Finanzminister Pinay hat den Versuchen und eventuellen Absichten ausländischer (insbesondere schweizerischer) Investment-Trusts, ihre Anteile auch dem französischen Börsenpublikum zugänglich zu machen, einen Riegel vorgeschoben. Dieser Tage ist im "Journal Officiel" die seit einiger Zeit erwartete Verordnung über die gesetzliche Regelung der Einführung und des Verkaufs von Anteilen ausländischer Anlagefonds in Frankreich erschienen. Kurz zuammengefaßt führt die Einführung und der Verkauf von Anteilen ausländischer Investment-Fonds in Frankreich über folgenden steinigen Weg:

Der Finanzminister muß die Genehmigung zu dieser Einführung geben, was in vielen Fällen, insbesondere in nächster Zeit, einem Verbot gleichkommen wird. Liegt diese Genehmigung aber doch vor, muß der ausländische Anlagefond eine Anzeige im Bulletin des Annonces legales obligatoires mit genauen Angaben über Name, Sitz, Wesen des Fonds und der in Frankreich mit der Verteilung beauftragten Gesellschaft erscheinen lassen. Ist auch das geschehen, so kann für den Fond öffentlich, aber unter strengster Beachtung sehr scharfer Publizitätsvorschriften, geworben werden.

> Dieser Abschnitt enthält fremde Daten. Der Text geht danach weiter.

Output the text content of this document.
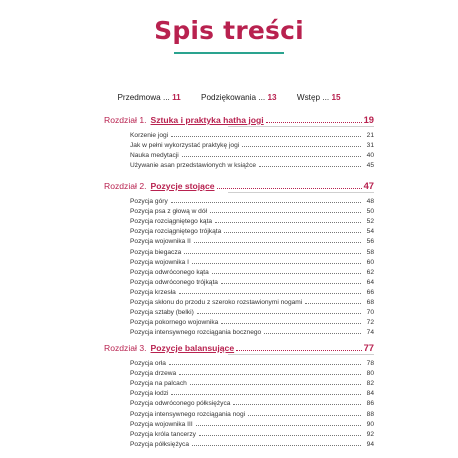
Spis treści
Przedmowa ... 11 Podziękowania ... 13 Wstęp ... 15
Rozdział 1. Sztuka i praktyka hatha jogi	19
Korzenie jogi	21
Jak w pełni wykorzystać praktykę jogi	31
Nauka medytacji	40
Używanie asan przedstawionych w książce	45
Rozdział 2. Pozycje stojące	47
Pozycja góry	48
Pozycja psa z głową w dół	50
Pozycja rozciągniętego kąta	52
Pozycja rozciągniętego trójkąta	54
Pozycja wojownika II	56
Pozycja biegacza	58
Pozycja wojownika I	60
Pozycja odwróconego kąta	62
Pozycja odwróconego trójkąta	64
Pozycja krzesła	66
Pozycja skłonu do przodu z szeroko rozstawionymi nogami	68
Pozycja sztaby (belki)	70
Pozycja pokornego wojownika	72
Pozycja intensywnego rozciągania bocznego	74
Rozdział 3. Pozycje balansujące	77
Pozycja orła	78
Pozycja drzewa	80
Pozycja na palcach	82
Pozycja łodzi	84
Pozycja odwróconego półksiężyca	86
Pozycja intensywnego rozciągania nogi	88
Pozycja wojownika III	90
Pozycja króla tancerzy	92
Pozycja półksiężyca	94
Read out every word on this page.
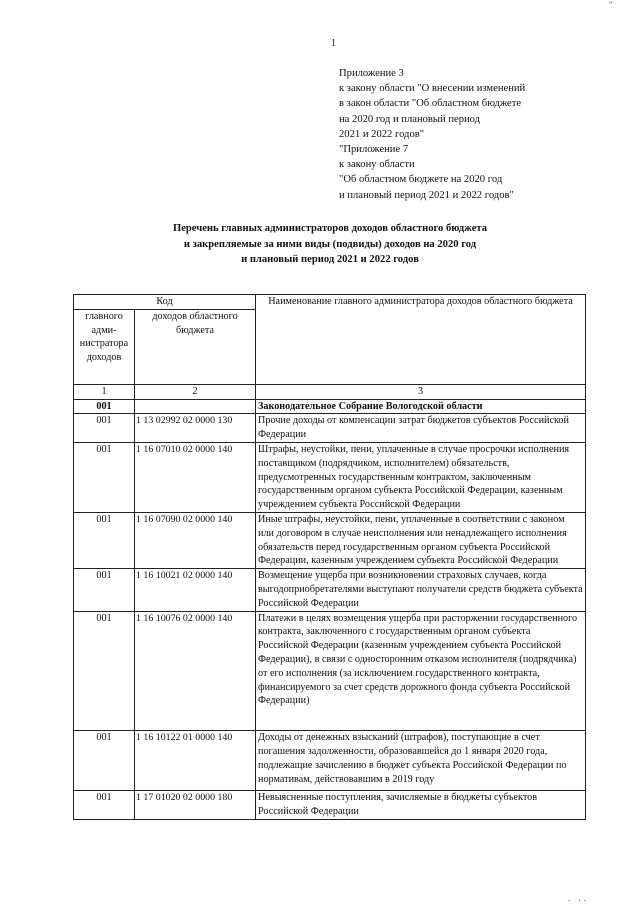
"
1
Приложение 3
к закону области "О внесении изменений
в закон области "Об областном бюджете
на 2020 год и плановый период
2021 и 2022 годов"
"Приложение 7
к закону области
"Об областном бюджете на 2020 год
и плановый период 2021 и 2022 годов"
Перечень главных администраторов доходов областного бюджета
и закрепляемые за ними виды (подвиды) доходов на 2020 год
и плановый период 2021 и 2022 годов
Код		Наименование главного администратора доходов областного бюджета
главного адми-нистратора доходов	доходов областного бюджета	
1	2	3
001		Законодательное Собрание Вологодской области
001	1 13 02992 02 0000 130	Прочие доходы от компенсации затрат бюджетов субъектов Российской Федерации
001	1 16 07010 02 0000 140	Штрафы, неустойки, пени, уплаченные в случае просрочки исполнения поставщиком (подрядчиком, исполнителем) обязательств, предусмотренных государственным контрактом, заключенным государственным органом субъекта Российской Федерации, казенным учреждением субъекта Российской Федерации
001	1 16 07090 02 0000 140	Иные штрафы, неустойки, пени, уплаченные в соответствии с законом или договором в случае неисполнения или ненадлежащего исполнения обязательств перед государственным органом субъекта Российской Федерации, казенным учреждением субъекта Российской Федерации
001	1 16 10021 02 0000 140	Возмещение ущерба при возникновении страховых случаев, когда выгодоприобретателями выступают получатели средств бюджета субъекта Российской Федерации
001	1 16 10076 02 0000 140	Платежи в целях возмещения ущерба при расторжении государственного контракта, заключенного с государственным органом субъекта Российской Федерации (казенным учреждением субъекта Российской Федерации), в связи с односторонним отказом исполнителя (подрядчика) от его исполнения (за исключением государственного контракта, финансируемого за счет средств дорожного фонда субъекта Российской Федерации)
001	1 16 10122 01 0000 140	Доходы от денежных взысканий (штрафов), поступающие в счет погашения задолженности, образовавшейся до 1 января 2020 года, подлежащие зачислению в бюджет субъекта Российской Федерации по нормативам, действовавшим в 2019 году
001	1 17 01020 02 0000 180	Невыясненные поступления, зачисляемые в бюджеты субъектов Российской Федерации
. ..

Es ist zu befürchten, daß Finanzminister Pinay eventuelle Antragsteller geraume Zeit warten lassen wird. Der Finanzminister ist nämlich ein grundsätzlicher Gegner dieser Art von Kapitalbildung. Er verhält sich auch gegen die Einführung von Aktien ausländischer Gesellschaften sehr zurückhaltend. So ist es um die Einführung der Aktien einiger der größten westdeutschen Firmen an der Pariser Börse wieder ziemlich still geworden.

Der 1. Juli ist vorübergegangen, ohne daß es zu der angekündigten Einführung der Aktien von Siemens, AEG, BASF, Rheinstahl und Höchst auf dem amtlichen Markt der Courtiers gekommen ist. Vor einigen Tagen ging das Gerücht um, daß sie nun in der zweiten Julihälfte erfolgen soll, aber eine offizielle Mitteilung des Pariser Börsenkomitees steht bisher aus. Man hat den Eindruck, daß die Spekulation, die an den deutschen Börsen auf die Ankündigung der bevorstehenden Einführung mit diesen Aktien getrieben wurde, der Sache sehr geschadet hat. Man hätte in Paris eine diskretere Behandlung dieser Frage gewünscht. So bleiben die westdeutschen Werte länger als vorgesehen im Wartezimmer der Pariser Börse.